Простите за шутку такую, но она не без истинной сути.

Ронкин жену родную, можно сказать, убил своей отвлеченностью от окружающего бытия. Такой, что хоть сейчас житие пиши с него. Да и пробовали написать. Только не вышло.

– Кто пробовал?

– Был там один горлохват, дружок токаревский – не разлей водой! – редактор газетенки местной, Аргунов ему фамилия.

– Аргунов? – я себе не верил. – В архиве который?

– Значит, вы и его знаете? – мелькнула в голосе его секундная настороженность. Но он уже не мог остановиться: старику, видно, важнее всего было сейчас высказаться – впервые за многие годы. – Сняли его за статейки эти, за пьянство, вот он и подался куда ни то.

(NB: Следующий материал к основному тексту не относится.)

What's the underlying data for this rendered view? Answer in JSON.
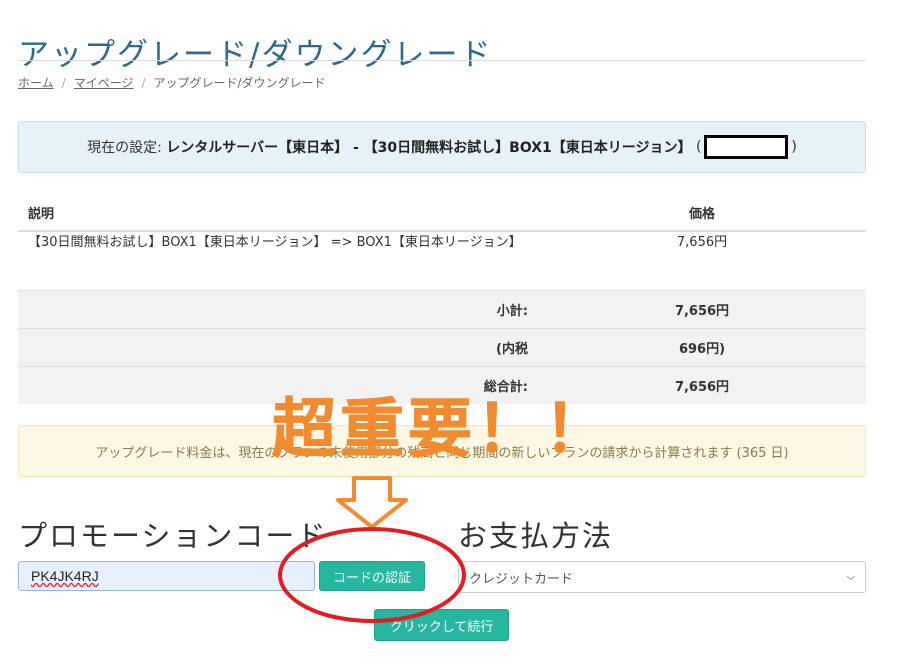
{
  "page": {
    "title": "アップグレード/ダウングレード"
  },
  "breadcrumb": {
    "home": "ホーム",
    "mypage": "マイページ",
    "current": "アップグレード/ダウングレード",
    "separator": "/"
  },
  "current_setting": {
    "label": "現在の設定:",
    "value": "レンタルサーバー【東日本】 - 【30日間無料お試し】BOX1【東日本リージョン】",
    "open_paren": "(",
    "close_paren": ")"
  },
  "invoice": {
    "col_description": "説明",
    "col_price": "価格",
    "item_description": "【30日間無料お試し】BOX1【東日本リージョン】 => BOX1【東日本リージョン】",
    "item_price": "7,656円",
    "subtotal_label": "小計:",
    "subtotal_value": "7,656円",
    "tax_label": "(内税",
    "tax_value": "696円)",
    "total_label": "総合計:",
    "total_value": "7,656円"
  },
  "notice": {
    "text": "アップグレード料金は、現在のプランの未使用部分の残高と同じ期間の新しいプランの請求から計算されます (365 日)"
  },
  "annotation": {
    "text": "超重要！！",
    "color": "#f28a2e",
    "circle_color": "#e31b23"
  },
  "promo": {
    "heading": "プロモーションコード",
    "input_value": "PK4JK4RJ",
    "verify_button": "コードの認証"
  },
  "payment": {
    "heading": "お支払方法",
    "selected": "クレジットカード"
  },
  "actions": {
    "continue_button": "クリックして続行"
  },
  "colors": {
    "accent": "#26b7a0",
    "title": "#2d6a8e",
    "info_bg": "#e6f2f8",
    "notice_bg": "#fcf8e3"
  }
}
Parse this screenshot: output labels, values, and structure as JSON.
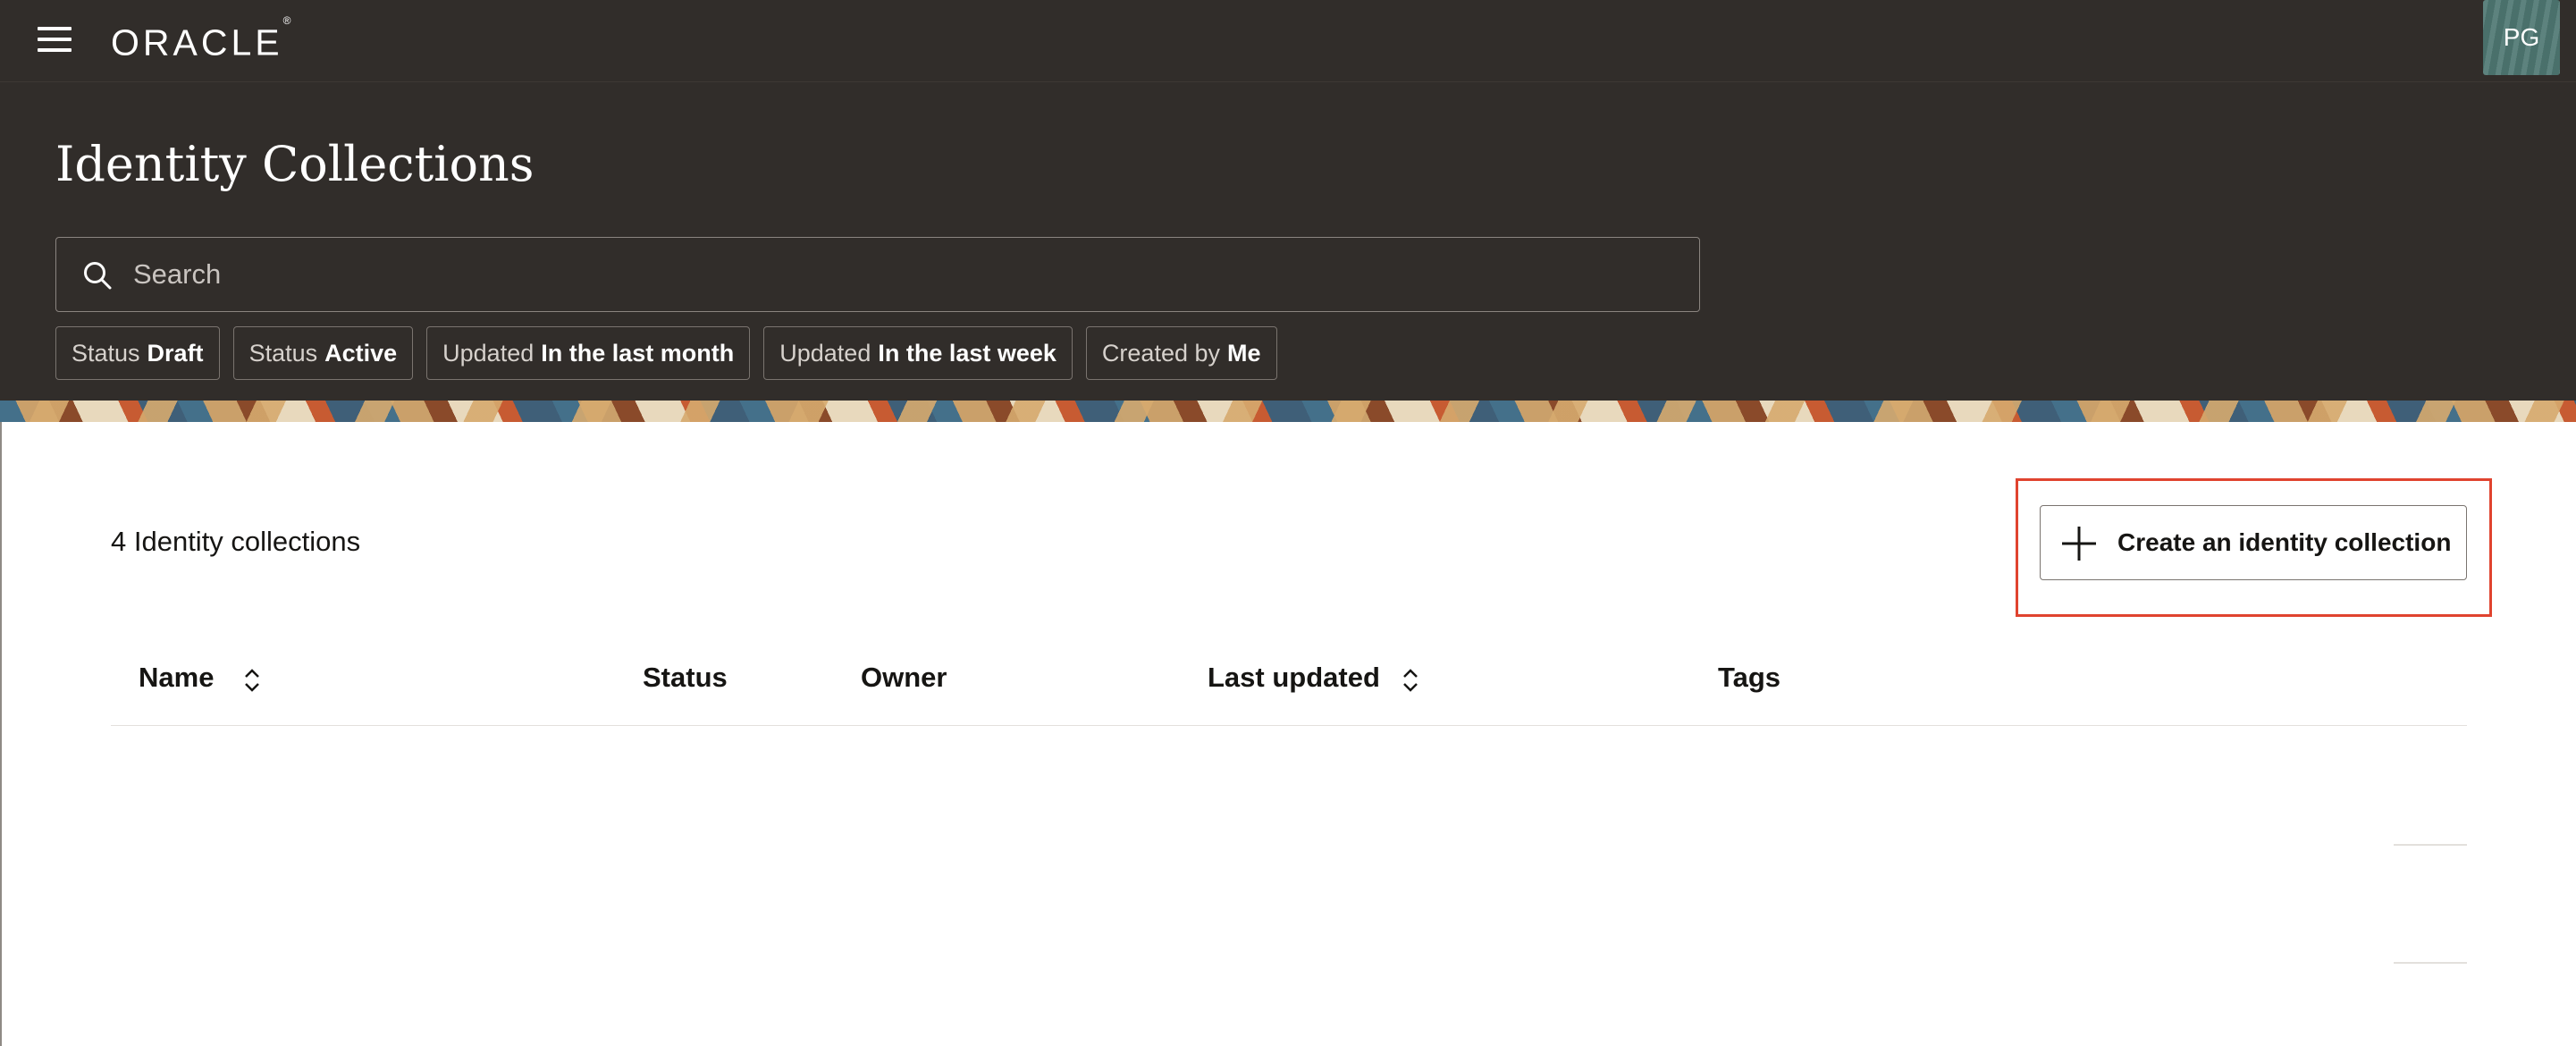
{
  "topbar": {
    "menu_icon": "hamburger-menu-icon",
    "logo_text": "ORACLE",
    "logo_mark": "®",
    "avatar_initials": "PG",
    "avatar_color": "#4f7873"
  },
  "header": {
    "title": "Identity Collections",
    "search": {
      "placeholder": "Search",
      "value": "",
      "icon": "search-icon"
    },
    "filters": [
      {
        "key": "Status",
        "value": "Draft"
      },
      {
        "key": "Status",
        "value": "Active"
      },
      {
        "key": "Updated",
        "value": "In the last month"
      },
      {
        "key": "Updated",
        "value": "In the last week"
      },
      {
        "key": "Created by",
        "value": "Me"
      }
    ]
  },
  "main": {
    "count_label": "4 Identity collections",
    "create_button": {
      "label": "Create an identity collection",
      "icon": "plus-icon"
    },
    "highlight_color": "#e0432f",
    "table": {
      "columns": [
        {
          "label": "Name",
          "sortable": true
        },
        {
          "label": "Status",
          "sortable": false
        },
        {
          "label": "Owner",
          "sortable": false
        },
        {
          "label": "Last updated",
          "sortable": true
        },
        {
          "label": "Tags",
          "sortable": false
        }
      ],
      "rows": []
    }
  },
  "colors": {
    "header_bg": "#312d2a",
    "text_primary": "#161513",
    "accent_highlight": "#e0432f"
  }
}
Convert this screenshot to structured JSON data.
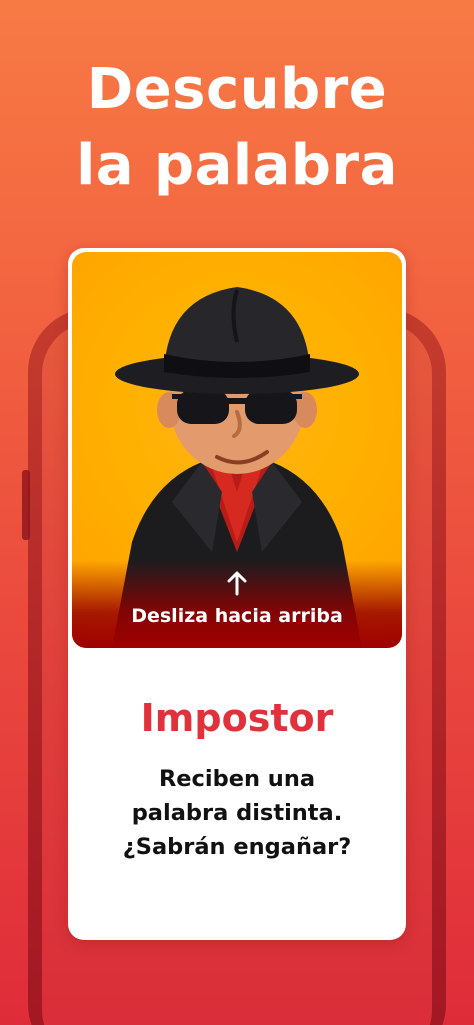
{
  "headline": {
    "line1": "Descubre",
    "line2": "la palabra"
  },
  "card": {
    "swipe_hint": "Desliza hacia arriba",
    "role_title": "Impostor",
    "description": {
      "line1": "Reciben una",
      "line2": "palabra distinta.",
      "line3": "¿Sabrán engañar?"
    }
  },
  "colors": {
    "accent_red": "#e0313c",
    "art_background": "#ffb100",
    "page_gradient_top": "#f77a45",
    "page_gradient_bottom": "#df2c3a"
  },
  "icons": {
    "swipe_icon": "arrow-up-icon"
  }
}
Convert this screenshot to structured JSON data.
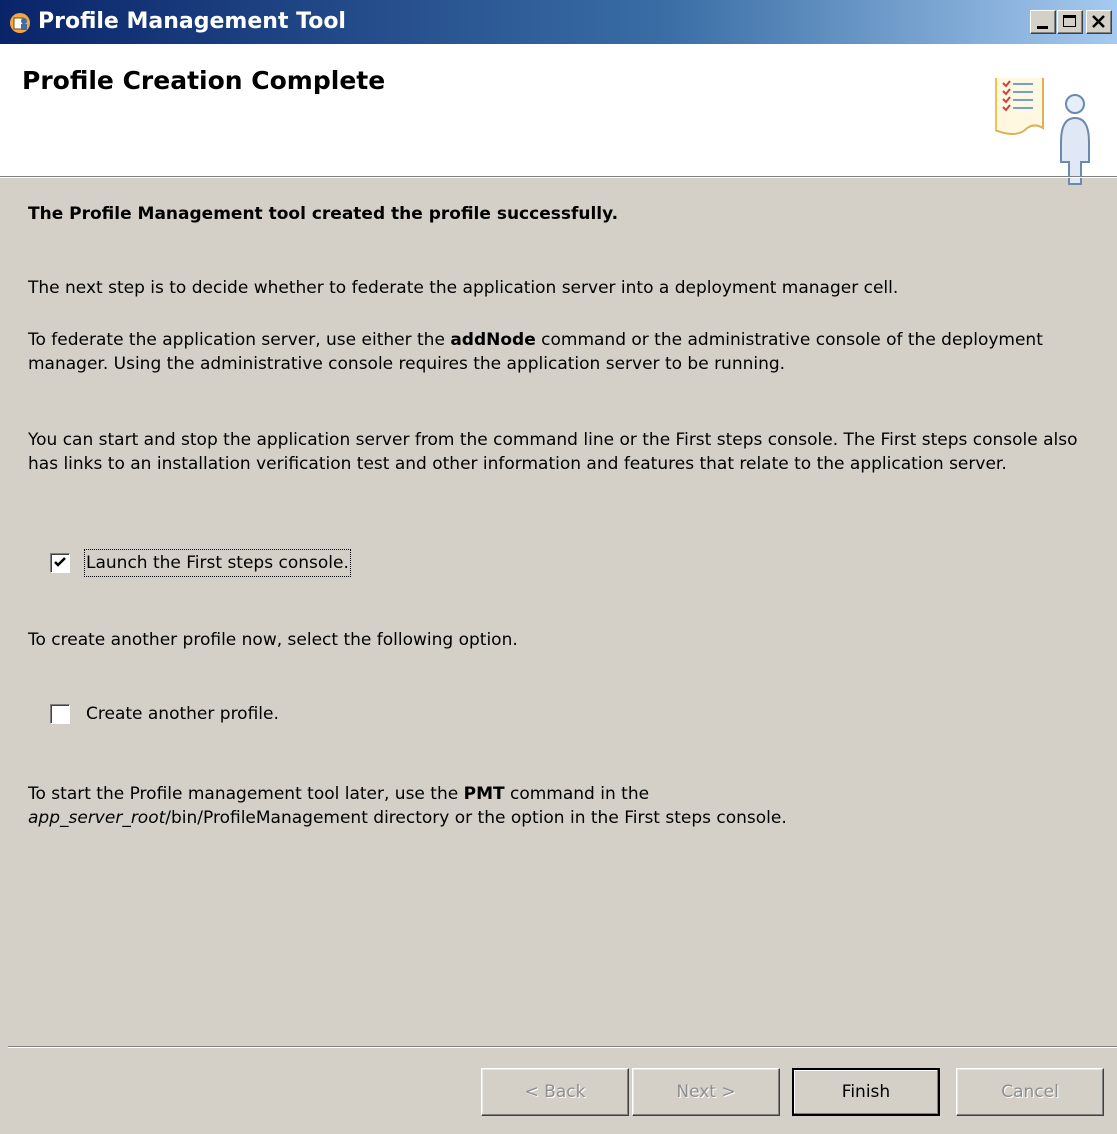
{
  "window": {
    "title": "Profile Management Tool",
    "icon": "profile-management-app-icon",
    "controls": [
      "minimize-icon",
      "maximize-icon",
      "close-icon"
    ]
  },
  "header": {
    "title": "Profile Creation Complete",
    "graphic": "checklist-person-icon"
  },
  "content": {
    "success_heading": "The Profile Management tool created the profile successfully.",
    "next_step": "The next step is to decide whether to federate the application server into a deployment manager cell.",
    "federate_pre": "To federate the application server, use either the ",
    "federate_cmd": "addNode",
    "federate_post": " command or the administrative console of the deployment manager. Using the administrative console requires the application server to be running.",
    "start_stop": "You can start and stop the application server from the command line or the First steps console. The First steps console also has links to an installation verification test and other information and features that relate to the application server.",
    "launch_checkbox": {
      "label": "Launch the First steps console.",
      "checked": true
    },
    "create_another_text": "To create another profile now, select the following option.",
    "create_checkbox": {
      "label": "Create another profile.",
      "checked": false
    },
    "pmt_pre": "To start the Profile management tool later, use the ",
    "pmt_cmd": "PMT",
    "pmt_mid": " command in the",
    "pmt_path_italic": "app_server_root",
    "pmt_path_rest": "/bin/ProfileManagement directory or the option in the First steps console."
  },
  "buttons": {
    "back": "< Back",
    "next": "Next >",
    "finish": "Finish",
    "cancel": "Cancel"
  },
  "colors": {
    "titlebar_start": "#0a246a",
    "titlebar_end": "#a6caf0",
    "dialog_bg": "#d4d0c8",
    "header_bg": "#ffffff"
  }
}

Почему же сам Аргунов мне ничего не сказал об этом?.. Ничего я понять не мог! А Штапов твердил свое:

– Сняли, хотя в статейках его факты кое-какие можно выглядеть, правдивые: как скорохват Токарев гайки на горле у рабочего класса закручивал, как он тогда еще жировать начал…

– Это он про друга – так?

– Да он-то сам, может, и не так! Он-то переиначить готов был факты, но суть умному человеку и в его статьях ухватить можно. Прочитайте, к примеру, статью про бульдозериста Манцева. Освещеньице только откиньте!.. Как один умный человек сказал: в его статьях солнце задом наперед ходит, вот что! Да я вам сейчас их принесу и подарю: они у меня хранятся не в одном экземпляре…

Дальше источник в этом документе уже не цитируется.